La parole normale des personnes asymptomatiques mais infectées par un coronavirus peut produire suffisamment de particules aérosolisées pour transmettre l'infection, selon les scientifiques des aérosols de l'Université de Californie à Davis. Bien que l'on ne sache pas encore à quel point cela est important pour la propagation de COVID-19, il souligne la nécessité de mesures strictes de distanciation sociale – et pour que les virologues, les épidémiologistes et les ingénieurs qui étudient les aérosols et les gouttelettes travaillent ensemble sur cette maladie et d'autres maladies respiratoires.

Les aérosols sont des particules suffisamment petites pour voyager dans l'air. Le discours ordinaire crée des quantités importantes d'aérosols à partir de particules respiratoires, a déclaré William Ristenpart, professeur de génie chimique à UC Davis. Ristenpart est co-auteur d'un éditorial sur le problème qui sera publié dans la revue Aerosol Science and Technology.

Ces particules respiratoires ont un diamètre d'environ un micron ou un micromètre. C'est trop petit pour être vu à l'œil nu, mais assez grand pour transporter des virus tels que la grippe ou le SRAS-CoV-2.

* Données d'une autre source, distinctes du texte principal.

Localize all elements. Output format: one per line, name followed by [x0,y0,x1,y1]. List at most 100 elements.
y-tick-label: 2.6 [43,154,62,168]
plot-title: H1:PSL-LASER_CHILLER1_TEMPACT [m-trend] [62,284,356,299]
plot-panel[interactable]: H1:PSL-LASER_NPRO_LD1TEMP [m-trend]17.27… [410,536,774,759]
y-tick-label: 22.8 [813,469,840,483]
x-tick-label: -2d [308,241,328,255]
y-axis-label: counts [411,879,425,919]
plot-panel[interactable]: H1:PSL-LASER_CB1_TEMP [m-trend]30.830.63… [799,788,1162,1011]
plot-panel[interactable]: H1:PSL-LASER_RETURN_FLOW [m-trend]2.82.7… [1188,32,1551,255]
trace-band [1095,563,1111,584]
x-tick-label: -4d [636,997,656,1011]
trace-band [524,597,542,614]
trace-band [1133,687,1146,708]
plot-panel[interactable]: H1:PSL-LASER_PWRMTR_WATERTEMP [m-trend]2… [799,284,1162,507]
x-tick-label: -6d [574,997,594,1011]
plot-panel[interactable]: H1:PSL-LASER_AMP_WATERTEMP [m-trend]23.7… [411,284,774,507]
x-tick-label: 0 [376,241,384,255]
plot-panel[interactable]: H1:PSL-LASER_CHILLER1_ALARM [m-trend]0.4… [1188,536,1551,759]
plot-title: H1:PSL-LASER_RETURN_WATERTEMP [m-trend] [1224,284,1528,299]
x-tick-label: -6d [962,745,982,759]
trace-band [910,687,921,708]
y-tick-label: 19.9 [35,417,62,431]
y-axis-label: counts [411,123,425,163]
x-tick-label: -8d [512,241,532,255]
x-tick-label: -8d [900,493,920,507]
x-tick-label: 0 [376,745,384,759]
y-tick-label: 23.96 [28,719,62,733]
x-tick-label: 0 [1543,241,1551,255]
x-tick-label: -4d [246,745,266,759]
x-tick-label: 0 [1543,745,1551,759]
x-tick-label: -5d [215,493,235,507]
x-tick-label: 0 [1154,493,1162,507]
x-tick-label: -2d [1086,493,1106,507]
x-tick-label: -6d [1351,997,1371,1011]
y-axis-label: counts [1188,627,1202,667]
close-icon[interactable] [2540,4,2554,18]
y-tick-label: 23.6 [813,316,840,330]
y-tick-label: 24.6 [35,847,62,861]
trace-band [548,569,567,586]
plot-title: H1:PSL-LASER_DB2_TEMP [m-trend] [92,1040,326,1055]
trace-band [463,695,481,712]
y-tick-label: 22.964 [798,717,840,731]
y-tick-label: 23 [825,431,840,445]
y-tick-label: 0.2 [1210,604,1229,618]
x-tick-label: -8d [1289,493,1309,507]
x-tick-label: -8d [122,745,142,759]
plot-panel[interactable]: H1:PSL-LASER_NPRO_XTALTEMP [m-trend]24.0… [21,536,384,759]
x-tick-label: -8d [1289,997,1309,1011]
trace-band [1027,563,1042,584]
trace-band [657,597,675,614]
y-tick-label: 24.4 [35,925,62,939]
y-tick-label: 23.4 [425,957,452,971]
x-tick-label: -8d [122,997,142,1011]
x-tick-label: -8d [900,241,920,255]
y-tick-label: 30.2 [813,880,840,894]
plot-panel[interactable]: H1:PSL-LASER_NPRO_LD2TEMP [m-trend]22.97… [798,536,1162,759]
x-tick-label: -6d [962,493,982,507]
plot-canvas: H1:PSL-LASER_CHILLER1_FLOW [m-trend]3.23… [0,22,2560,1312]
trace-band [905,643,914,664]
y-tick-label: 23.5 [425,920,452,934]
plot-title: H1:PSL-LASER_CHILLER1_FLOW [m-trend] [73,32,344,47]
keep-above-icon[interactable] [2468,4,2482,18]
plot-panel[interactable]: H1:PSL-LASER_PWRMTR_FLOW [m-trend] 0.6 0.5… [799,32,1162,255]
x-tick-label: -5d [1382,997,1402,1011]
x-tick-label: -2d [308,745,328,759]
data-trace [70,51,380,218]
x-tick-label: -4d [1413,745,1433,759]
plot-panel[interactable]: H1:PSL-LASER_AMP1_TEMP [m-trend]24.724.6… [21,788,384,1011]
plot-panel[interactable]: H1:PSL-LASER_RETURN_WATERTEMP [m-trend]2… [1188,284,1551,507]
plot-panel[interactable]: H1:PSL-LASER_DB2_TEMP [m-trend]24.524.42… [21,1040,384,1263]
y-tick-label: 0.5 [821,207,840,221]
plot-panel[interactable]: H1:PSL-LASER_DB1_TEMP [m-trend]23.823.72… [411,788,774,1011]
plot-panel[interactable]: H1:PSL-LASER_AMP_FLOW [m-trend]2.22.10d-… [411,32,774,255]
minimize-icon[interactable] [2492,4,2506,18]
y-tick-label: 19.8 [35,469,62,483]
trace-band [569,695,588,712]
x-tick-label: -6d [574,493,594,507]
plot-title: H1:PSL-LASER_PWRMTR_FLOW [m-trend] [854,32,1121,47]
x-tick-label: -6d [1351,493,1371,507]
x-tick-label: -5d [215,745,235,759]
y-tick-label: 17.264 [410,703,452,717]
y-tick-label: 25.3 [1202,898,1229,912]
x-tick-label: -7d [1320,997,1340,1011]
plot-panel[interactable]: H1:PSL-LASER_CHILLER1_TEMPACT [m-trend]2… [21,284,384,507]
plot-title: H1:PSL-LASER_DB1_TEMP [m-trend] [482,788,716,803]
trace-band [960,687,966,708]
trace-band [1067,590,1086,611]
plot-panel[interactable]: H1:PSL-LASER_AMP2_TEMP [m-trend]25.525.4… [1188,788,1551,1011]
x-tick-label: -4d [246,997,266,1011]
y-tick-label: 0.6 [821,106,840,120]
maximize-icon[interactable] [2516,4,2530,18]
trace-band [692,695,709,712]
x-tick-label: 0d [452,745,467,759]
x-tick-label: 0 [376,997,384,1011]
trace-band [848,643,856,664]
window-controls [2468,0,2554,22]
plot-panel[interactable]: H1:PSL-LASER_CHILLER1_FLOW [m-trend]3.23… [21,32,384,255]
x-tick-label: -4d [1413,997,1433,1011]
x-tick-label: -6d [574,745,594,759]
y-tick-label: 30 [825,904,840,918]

Certains émetteurs individuels

L'année dernière, Ristenpart, l'étudiante diplômée Sima Asadi et ses collègues ont publié un article montrant que plus on parle fort, plus les particules sont émises et que certaines personnes sont des « superémetteurs » qui émettent jusqu'à 10 fois plus de particules que d'autres. Les raisons de cela ne sont pas encore claires. Dans une étude de suivi publiée en janvier dans PLOS One, ils ont étudié les sons de la parole associés au plus de particules.

Calculer à quel point un virus comme le SRAS-CoV-2 se propage facilement par le biais de gouttelettes nécessite une expertise dans différents domaines. En virologie, les chercheurs doivent savoir combien de virus se trouvent dans les liquides pulmonaires, avec quelle facilité ils se forment en gouttelettes et combien de virus sont nécessaires pour déclencher une infection. Les scientifiques des aérosols peuvent étudier jusqu'où les gouttelettes voyagent une fois expulsées, comment elles sont affectées par le mouvement de l'air dans une pièce et à quelle vitesse elles se déposent en raison de la gravité.

« La communauté scientifique des aérosols doit intensifier et relever le défi actuel présenté par COVID-19, et aussi nous aider à mieux nous préparer aux inévitables pandémies futures », concluent Ristenpart et ses collègues.

Les autres auteurs de l'éditorial sont Asadi; Le professeur Anthony Wexler, Département de génie mécanique et aérospatial de l'UC Davis; et Nicole Bouvier, École de médecine Icahn au mont Sinaï.

Source de l'histoire:

Matériel fourni par Université de Californie – Davis. Original écrit par Andy Fell. Remarque: le contenu peut être modifié pour le style et la longueur.